Her thoughts for Rupaul didn’t stop there. I shared with her a quote that RuPaul shared a few years ago during an interview. When asked if drag will become mainstream, she replied, “It will never be mainstream. It’s the antithesis of mainstream. Listen, what you’re witnessing with drag is the most mainstream it will get. But, it will never be mainstream because it is completely opposed to fitting in.” Since this quote, Drag Race has gone on to win multiple Emmys, move to a more broad audience channel, VH1, and open the show to a new generation of not only LGBTQ youth, but straight as well. Carrera shared RuPaul’s statement makes her question what's the reason for doing it. “I feel you create your reality. If Ru thinks it will never be mainstream, it won’t. She’s almost getting in her way. People who have that mindset, I feel, are not expecting to be trailblazers. I’m into normalizing drag as a form of entertainment and showcasing LGBTQ artists that have amazing talent,” stated Carerra. “It is becoming mainstream. I thought she was fighting for it. People are stepping up to make a platform for change. If she can get past her mental blockages, she'd be more welcoming to people who've worked to be accepted and loved. If she was trying to use art to influence that, that’s amazing. But, if that’s not what she was doing, then what is her agenda? What's the goal? It’s not right when you’re trying to create change for a large group of people. You can’t be selfish. This is bigger than her. So that’s what my problem is. I don’t know if she’s ever going to see it or realize it. I’ll keep an eye on it, but I have to focus on my things.”

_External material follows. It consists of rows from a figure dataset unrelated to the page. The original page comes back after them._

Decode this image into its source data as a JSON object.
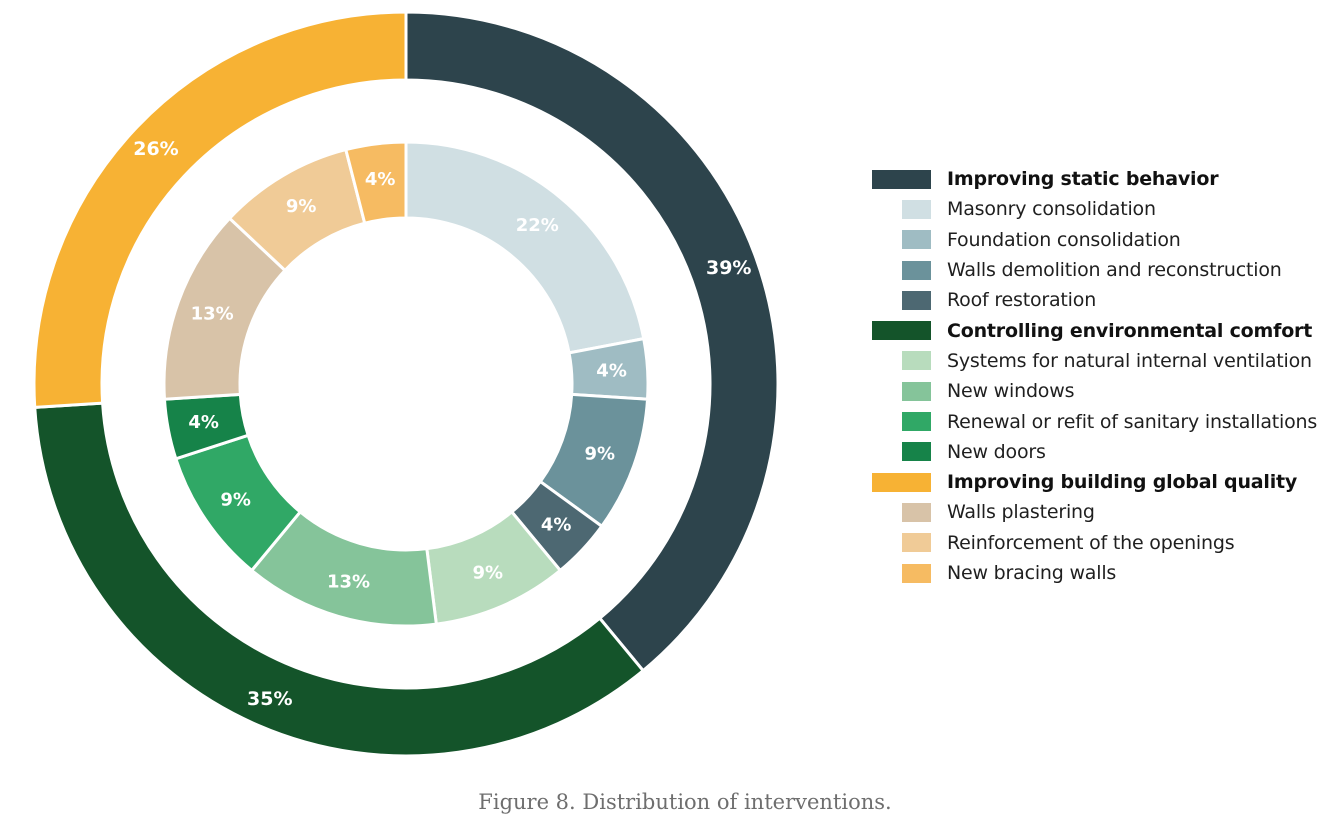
{
  "caption": "Figure 8. Distribution of interventions.",
  "chart_data": {
    "type": "pie",
    "subtype": "nested-donut",
    "legend_position": "right",
    "outer_ring": {
      "series": [
        {
          "name": "Improving static behavior",
          "value": 39,
          "label": "39%",
          "color": "#2d444c"
        },
        {
          "name": "Controlling environmental comfort",
          "value": 35,
          "label": "35%",
          "color": "#14542a"
        },
        {
          "name": "Improving building global quality",
          "value": 26,
          "label": "26%",
          "color": "#f7b234"
        }
      ]
    },
    "inner_ring": {
      "series": [
        {
          "name": "Masonry consolidation",
          "group": "Improving static behavior",
          "value": 22,
          "label": "22%",
          "color": "#d0dfe3"
        },
        {
          "name": "Foundation consolidation",
          "group": "Improving static behavior",
          "value": 4,
          "label": "4%",
          "color": "#9fbcc3"
        },
        {
          "name": "Walls demolition and reconstruction",
          "group": "Improving static behavior",
          "value": 9,
          "label": "9%",
          "color": "#6b929b"
        },
        {
          "name": "Roof restoration",
          "group": "Improving static behavior",
          "value": 4,
          "label": "4%",
          "color": "#4d6872"
        },
        {
          "name": "Systems for natural internal ventilation",
          "group": "Controlling environmental comfort",
          "value": 9,
          "label": "9%",
          "color": "#b8dcbd"
        },
        {
          "name": "New windows",
          "group": "Controlling environmental comfort",
          "value": 13,
          "label": "13%",
          "color": "#85c49a"
        },
        {
          "name": "Renewal or refit of sanitary installations",
          "group": "Controlling environmental comfort",
          "value": 9,
          "label": "9%",
          "color": "#30a866"
        },
        {
          "name": "New doors",
          "group": "Controlling environmental comfort",
          "value": 4,
          "label": "4%",
          "color": "#168349"
        },
        {
          "name": "Walls plastering",
          "group": "Improving building global quality",
          "value": 13,
          "label": "13%",
          "color": "#d8c3a8"
        },
        {
          "name": "Reinforcement of the openings",
          "group": "Improving building global quality",
          "value": 9,
          "label": "9%",
          "color": "#f0cb97"
        },
        {
          "name": "New bracing walls",
          "group": "Improving building global quality",
          "value": 4,
          "label": "4%",
          "color": "#f6bb62"
        }
      ]
    },
    "legend": [
      {
        "label": "Improving static behavior",
        "level": "group",
        "color": "#2d444c"
      },
      {
        "label": "Masonry consolidation",
        "level": "item",
        "color": "#d0dfe3"
      },
      {
        "label": "Foundation consolidation",
        "level": "item",
        "color": "#9fbcc3"
      },
      {
        "label": "Walls demolition and reconstruction",
        "level": "item",
        "color": "#6b929b"
      },
      {
        "label": "Roof restoration",
        "level": "item",
        "color": "#4d6872"
      },
      {
        "label": "Controlling environmental comfort",
        "level": "group",
        "color": "#14542a"
      },
      {
        "label": "Systems for natural internal ventilation",
        "level": "item",
        "color": "#b8dcbd"
      },
      {
        "label": "New windows",
        "level": "item",
        "color": "#85c49a"
      },
      {
        "label": "Renewal or refit of sanitary installations",
        "level": "item",
        "color": "#30a866"
      },
      {
        "label": "New doors",
        "level": "item",
        "color": "#168349"
      },
      {
        "label": "Improving building global quality",
        "level": "group",
        "color": "#f7b234"
      },
      {
        "label": "Walls plastering",
        "level": "item",
        "color": "#d8c3a8"
      },
      {
        "label": "Reinforcement of the openings",
        "level": "item",
        "color": "#f0cb97"
      },
      {
        "label": "New bracing walls",
        "level": "item",
        "color": "#f6bb62"
      }
    ]
  }
}
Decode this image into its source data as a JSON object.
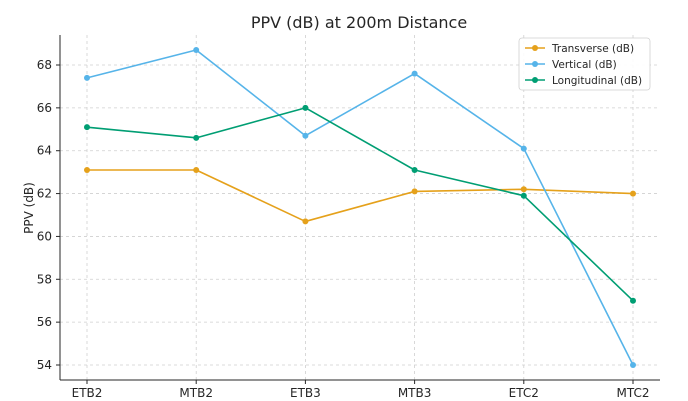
{
  "chart_data": {
    "type": "line",
    "title": "PPV (dB) at 200m Distance",
    "xlabel": "",
    "ylabel": "PPV (dB)",
    "categories": [
      "ETB2",
      "MTB2",
      "ETB3",
      "MTB3",
      "ETC2",
      "MTC2"
    ],
    "ylim": [
      53.3,
      69.4
    ],
    "yticks": [
      54,
      56,
      58,
      60,
      62,
      64,
      66,
      68
    ],
    "grid": true,
    "legend_position": "top-right",
    "series": [
      {
        "name": "Transverse (dB)",
        "color": "#E5A11B",
        "values": [
          63.1,
          63.1,
          60.7,
          62.1,
          62.2,
          62.0
        ]
      },
      {
        "name": "Vertical (dB)",
        "color": "#56B4E9",
        "values": [
          67.4,
          68.7,
          64.7,
          67.6,
          64.1,
          54.0
        ]
      },
      {
        "name": "Longitudinal (dB)",
        "color": "#009E73",
        "values": [
          65.1,
          64.6,
          66.0,
          63.1,
          61.9,
          57.0
        ]
      }
    ]
  }
}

Those other things are coming down the pipeline. With the coronavirus putting quite a few performances and projects on the back burner, Carerra was excited to share what coming down the road once things settle down. “I want to be able to share my stories, so I’m focusing on my YouTube channel and just starting to build an empire. I’m also working on a cosmetic line. I don’t want to say too much, but we’ll see what happens.”
Carerra has gone from just another pretty face to a force in the LGBTQ community. Her voice has changed the lives of many trans youth. When it’s all said and done, Carrera would like the world to remember her as someone who made a difference. “I would like to be a trailblazer. I want to leave a legacy behind of inspiration - just being sure of who you are and being brave enough to make that change. Look back, even though I wasn’t quite sure of who I was, I felt encouraged to make a change and make people see the connection in differences. So, I really want to be known as someone who’s created that shift, not only in my community but within the culture.” Carrera is becoming a force in the community. We look forward to witnessing what else she does in the future.